Re: Counter Mode Security: Attacks, Storage & a Proposal

[Paul Koning <pkoning@equallogic.com>]

>>>>> "Theodore" == Theodore Ts'o <tytso@mit.edu> writes:

 Theodore> On Thu, Nov 21, 2002 at 08:18:58PM -0500, Paul Koning
 Theodore> wrote:
 >> I continue to prefer a design where the transform strength is
 >> equal to the cipher strength unconditionally, because that's (as
 >> far as I know) the normal design rule.

 Theodore> The problem I have with this imputed design rule is that it
 Theodore> appears to completely ignore the storage requirements of
 Theodore> attacks, and that doesn't seem right.  For example, if you
 Theodore> create a lookup table that enumerates the encryption of a
 Theodore> known plaintext for every single possible key, you can
 Theodore> carry out the attack in O(1) time.  This ignores the cost
 Theodore> of the storage, and the time it takes to create the table
 Theodore> in the first place, but if you posit the existence of this
 Theodore> table, the strength of any cipher (by what I believe is a
 Theodore> very flawed definition) is 0 bits.

But I never said to ignore the cost of storage.  What I meant (perhaps
I didn't say this explicitly) is that, given an attack requiring O(x)
storage and O(y) time, I judge the cipher strength to be O(max(x,y)).

 Theodore> This is why I don't believe that claim that the fact that
 Theodore> there exists an attack which takes O(2**85) time but
 Theodore> requires O(2**85) storage means that the cipher is only 85
 Theodore> bits strong.  That just doesn't seem to be an appropriate
 Theodore> way of judging the strength of a cipher.

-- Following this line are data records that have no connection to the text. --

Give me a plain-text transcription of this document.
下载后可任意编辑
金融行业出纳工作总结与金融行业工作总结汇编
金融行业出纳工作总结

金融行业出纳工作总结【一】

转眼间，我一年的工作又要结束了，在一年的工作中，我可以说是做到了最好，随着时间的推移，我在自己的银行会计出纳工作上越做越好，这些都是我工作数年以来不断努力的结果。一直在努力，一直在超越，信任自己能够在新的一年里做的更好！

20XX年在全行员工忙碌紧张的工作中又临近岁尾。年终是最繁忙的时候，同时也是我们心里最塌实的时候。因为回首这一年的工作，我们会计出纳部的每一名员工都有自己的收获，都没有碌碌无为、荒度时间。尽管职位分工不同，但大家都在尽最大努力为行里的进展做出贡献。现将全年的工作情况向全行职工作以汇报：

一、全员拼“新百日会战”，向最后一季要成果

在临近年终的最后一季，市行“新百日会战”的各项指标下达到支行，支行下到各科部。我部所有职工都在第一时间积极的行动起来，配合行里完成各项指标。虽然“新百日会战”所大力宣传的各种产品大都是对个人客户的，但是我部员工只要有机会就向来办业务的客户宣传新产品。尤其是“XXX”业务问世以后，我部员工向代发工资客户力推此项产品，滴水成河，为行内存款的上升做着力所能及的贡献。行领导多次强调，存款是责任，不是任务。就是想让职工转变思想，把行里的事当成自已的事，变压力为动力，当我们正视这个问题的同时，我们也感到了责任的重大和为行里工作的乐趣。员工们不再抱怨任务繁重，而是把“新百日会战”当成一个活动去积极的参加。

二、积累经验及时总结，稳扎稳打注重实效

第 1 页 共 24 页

The alternative is to apply a scale factor to storage cost different
from computation cost.  But the problem with doing this is that the
process for arriving at such a scale factor involves a lot of
guessword, especially when you're trying to secure data for 30 years.
(We are, right?  Clearly we should be.)

 Theodore> (As another example, triple DES is succeptible to attacks
 Theodore> that require O(2**56) in time and O(2**56) in space.  Does
 Theodore> this mean that if both can be attacked in O(2**56) time,
 Theodore> completely ignoring the storage requirements, both ciphers
 Theodore> are identically strong with 56 bits of strength?  I don't
 Theodore> think so.)

No, it's double DES that is subject to that attack ("meet in the
middle") which is precisely why double DES is never used.  

(Note that the incremental cost in SA state of 3DES -- in the form
used in IPsec -- compared to 2DES is essentially the same as the
incremental cost of the 64-bit random seed as proposed by David
McGrew.)

	 paul